Однокомнатная квартира Морозова, действительно, резко отличалась от обычных советских «хрущовок» плотной гудроновой окраской кухни и санузла, многочисленными пудовыми металлическими крестами-цепями на угольных стенах и чрезвычайно громко звучащей в ней (специально для соседа справа)  24 часа в сутки группой «Аerosmith». Кроме того, в квартире, (периодически обновляясь) жили несколько десятков не прописанных, и, как говорил участковый – «внебрачующихся»  юношей и девиц – друзей Иллариона.
    Степан Соколов ушел за новой порцией пива и пришел только через полчаса, с заведенными под лоб глазами и приседая на длинных ногах. Оказалось,  летчики-истребители, «чтоб парнишка в очереди не скучал» угостили его  полустаканом «противообледенителя». Еще через 5 минут Соколов стал стремительно опухать и надолго выпал из беседы. 
 Достали рыбу Иваныча – огромного, копченного, золотистого  и жирного леща. Запах ударил дубиной по всему бару. У соседских столов началось неодолимое слюнотечение.
  Вскоре на запах подтянулся пожилой человек, одетый по праздничному (специально для пивной) - в новой синей телогрейке с белыми пуговицами и летней белой же шляпе из пластмассовой соломы. Пожилой начал притворятся бедным и робким:
 -  Ребятишки… вот… тут бы… рыбки… поклевать…
Опытный  Кульманов все подходы пресек сразу:
- Вернешься домой – в своем курятнике и поклюй!
- Ну, хоть поплавочек…
- И без удочки хорош!
- Ну, хоть во рту посолонить…
Кульманов ответил непечатно и для фуфаечного умерла всякая надежда. Он печально отошел, обижаясь вслух:
- Ну, парни, вы даете… Да я разве себе?.. Человек гибнет, умирает без закуски… 

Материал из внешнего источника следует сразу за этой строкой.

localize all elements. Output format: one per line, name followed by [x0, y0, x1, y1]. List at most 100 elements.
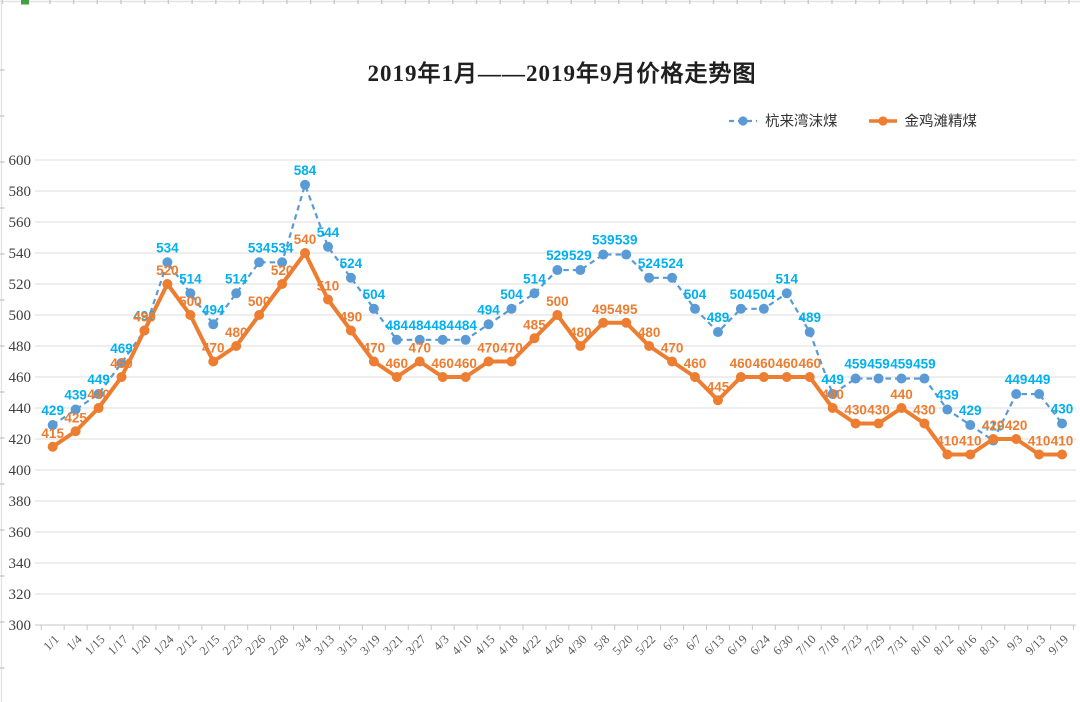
data-point-hanglaiwan[interactable] [277, 257, 288, 268]
data-point-jinjitan[interactable] [552, 310, 563, 320]
data-point-hanglaiwan[interactable] [896, 373, 907, 384]
data-point-hanglaiwan[interactable] [70, 404, 81, 415]
data-point-jinjitan[interactable] [254, 310, 265, 320]
data-point-jinjitan[interactable] [804, 372, 815, 382]
data-point-hanglaiwan[interactable] [300, 179, 311, 190]
svg-text:500: 500 [248, 294, 271, 309]
data-point-jinjitan[interactable] [758, 372, 769, 382]
data-point-hanglaiwan[interactable] [460, 334, 471, 345]
data-point-jinjitan[interactable] [781, 372, 792, 382]
data-point-jinjitan[interactable] [919, 418, 930, 429]
data-point-jinjitan[interactable] [988, 434, 999, 444]
data-point-hanglaiwan[interactable] [506, 303, 517, 314]
data-point-jinjitan[interactable] [345, 325, 356, 336]
data-point-jinjitan[interactable] [529, 333, 540, 344]
data-point-hanglaiwan[interactable] [529, 288, 540, 299]
data-point-jinjitan[interactable] [506, 356, 517, 367]
data-point-jinjitan[interactable] [1057, 449, 1068, 460]
data-point-jinjitan[interactable] [598, 317, 609, 328]
data-point-jinjitan[interactable] [231, 341, 242, 351]
svg-text:460: 460 [776, 356, 799, 371]
data-point-jinjitan[interactable] [277, 279, 288, 289]
data-point-jinjitan[interactable] [162, 279, 173, 289]
data-point-hanglaiwan[interactable] [804, 327, 815, 338]
data-point-jinjitan[interactable] [300, 248, 311, 258]
data-point-jinjitan[interactable] [70, 426, 81, 437]
data-point-jinjitan[interactable] [391, 372, 402, 382]
data-point-jinjitan[interactable] [322, 294, 333, 305]
svg-text:2/26: 2/26 [243, 632, 269, 658]
data-point-hanglaiwan[interactable] [437, 334, 448, 345]
data-point-jinjitan[interactable] [483, 356, 494, 367]
data-point-jinjitan[interactable] [116, 372, 127, 382]
series-line-jinjitan[interactable] [47, 248, 1068, 460]
data-point-hanglaiwan[interactable] [919, 373, 930, 384]
data-point-hanglaiwan[interactable] [414, 334, 425, 345]
data-point-jinjitan[interactable] [460, 372, 471, 382]
data-point-jinjitan[interactable] [185, 310, 196, 320]
data-point-hanglaiwan[interactable] [758, 303, 769, 314]
data-point-hanglaiwan[interactable] [598, 249, 609, 260]
data-point-jinjitan[interactable] [575, 341, 586, 351]
data-point-hanglaiwan[interactable] [1011, 389, 1022, 400]
data-point-hanglaiwan[interactable] [368, 303, 379, 314]
data-point-jinjitan[interactable] [827, 403, 838, 413]
data-point-hanglaiwan[interactable] [322, 241, 333, 252]
data-point-hanglaiwan[interactable] [483, 319, 494, 330]
data-point-hanglaiwan[interactable] [345, 272, 356, 283]
data-point-hanglaiwan[interactable] [162, 257, 173, 268]
data-point-hanglaiwan[interactable] [850, 373, 861, 384]
data-point-hanglaiwan[interactable] [621, 249, 632, 260]
legend-item-series2[interactable]: 金鸡滩精煤 [868, 110, 977, 131]
data-point-jinjitan[interactable] [965, 449, 976, 460]
data-point-jinjitan[interactable] [93, 403, 104, 413]
data-point-hanglaiwan[interactable] [965, 420, 976, 431]
data-point-jinjitan[interactable] [437, 372, 448, 382]
svg-text:470: 470 [661, 341, 684, 356]
data-point-jinjitan[interactable] [735, 372, 746, 382]
legend-item-series1[interactable]: 杭来湾沫煤 [728, 110, 838, 131]
data-point-hanglaiwan[interactable] [781, 288, 792, 299]
data-point-hanglaiwan[interactable] [552, 265, 563, 276]
data-point-jinjitan[interactable] [667, 356, 678, 367]
svg-text:460: 460 [753, 356, 776, 371]
svg-text:470: 470 [408, 341, 431, 356]
data-point-jinjitan[interactable] [690, 372, 701, 382]
data-point-hanglaiwan[interactable] [1057, 418, 1068, 429]
data-point-hanglaiwan[interactable] [208, 319, 219, 330]
data-point-hanglaiwan[interactable] [667, 272, 678, 283]
data-point-hanglaiwan[interactable] [735, 303, 746, 314]
data-point-jinjitan[interactable] [896, 403, 907, 413]
data-point-hanglaiwan[interactable] [873, 373, 884, 384]
svg-text:5/22: 5/22 [633, 632, 659, 658]
data-point-hanglaiwan[interactable] [827, 389, 838, 400]
data-point-jinjitan[interactable] [1034, 449, 1045, 460]
data-point-jinjitan[interactable] [850, 418, 861, 429]
data-point-jinjitan[interactable] [139, 325, 150, 336]
data-point-hanglaiwan[interactable] [93, 389, 104, 400]
data-point-hanglaiwan[interactable] [690, 303, 701, 314]
data-point-jinjitan[interactable] [1011, 434, 1022, 444]
data-point-jinjitan[interactable] [942, 449, 953, 460]
data-point-jinjitan[interactable] [644, 341, 655, 351]
data-point-hanglaiwan[interactable] [942, 404, 953, 415]
data-point-hanglaiwan[interactable] [644, 272, 655, 283]
svg-text:7/23: 7/23 [839, 632, 865, 658]
data-point-jinjitan[interactable] [414, 356, 425, 367]
data-point-jinjitan[interactable] [621, 317, 632, 328]
data-point-hanglaiwan[interactable] [712, 327, 723, 338]
data-point-hanglaiwan[interactable] [391, 334, 402, 345]
data-point-hanglaiwan[interactable] [231, 288, 242, 299]
data-point-jinjitan[interactable] [873, 418, 884, 429]
data-point-hanglaiwan[interactable] [575, 265, 586, 276]
data-point-hanglaiwan[interactable] [254, 257, 265, 268]
data-point-hanglaiwan[interactable] [116, 358, 127, 369]
data-point-hanglaiwan[interactable] [47, 420, 58, 431]
data-point-jinjitan[interactable] [47, 441, 58, 452]
data-point-hanglaiwan[interactable] [1034, 389, 1045, 400]
data-point-jinjitan[interactable] [712, 395, 723, 406]
data-point-jinjitan[interactable] [368, 356, 379, 367]
data-point-jinjitan[interactable] [208, 356, 219, 367]
data-point-hanglaiwan[interactable] [185, 288, 196, 299]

  Журналисты по-родственному, с тревогой посмотрели на гибнущего за угловым столом.
  В темноте, в одиночестве умирал волосатый богемный человек. Он, держа в одной руке только что опорожненный стакан, другой щипал себя за все части тела, глупо вылуплял глаза, судорожно нюхал все, что лежало на столе,  вскрикивал и кашлял.
  Богемного человека спасли огрызком рыбного хвоста и вскоре он, принеся с собой початую бутылку, уже  с достоинством пил чужое пиво и вставлял в хаотичную беседу довольно дельные слова. Оклемавшись, после второй совместной кружки, спасенный представился с достоинством:
- Пирр Духов – несвободный художник!
Через полчаса художник скромно пояснил о себе:
- Я – Валериан Зелень-Салома - лучшая кисть города!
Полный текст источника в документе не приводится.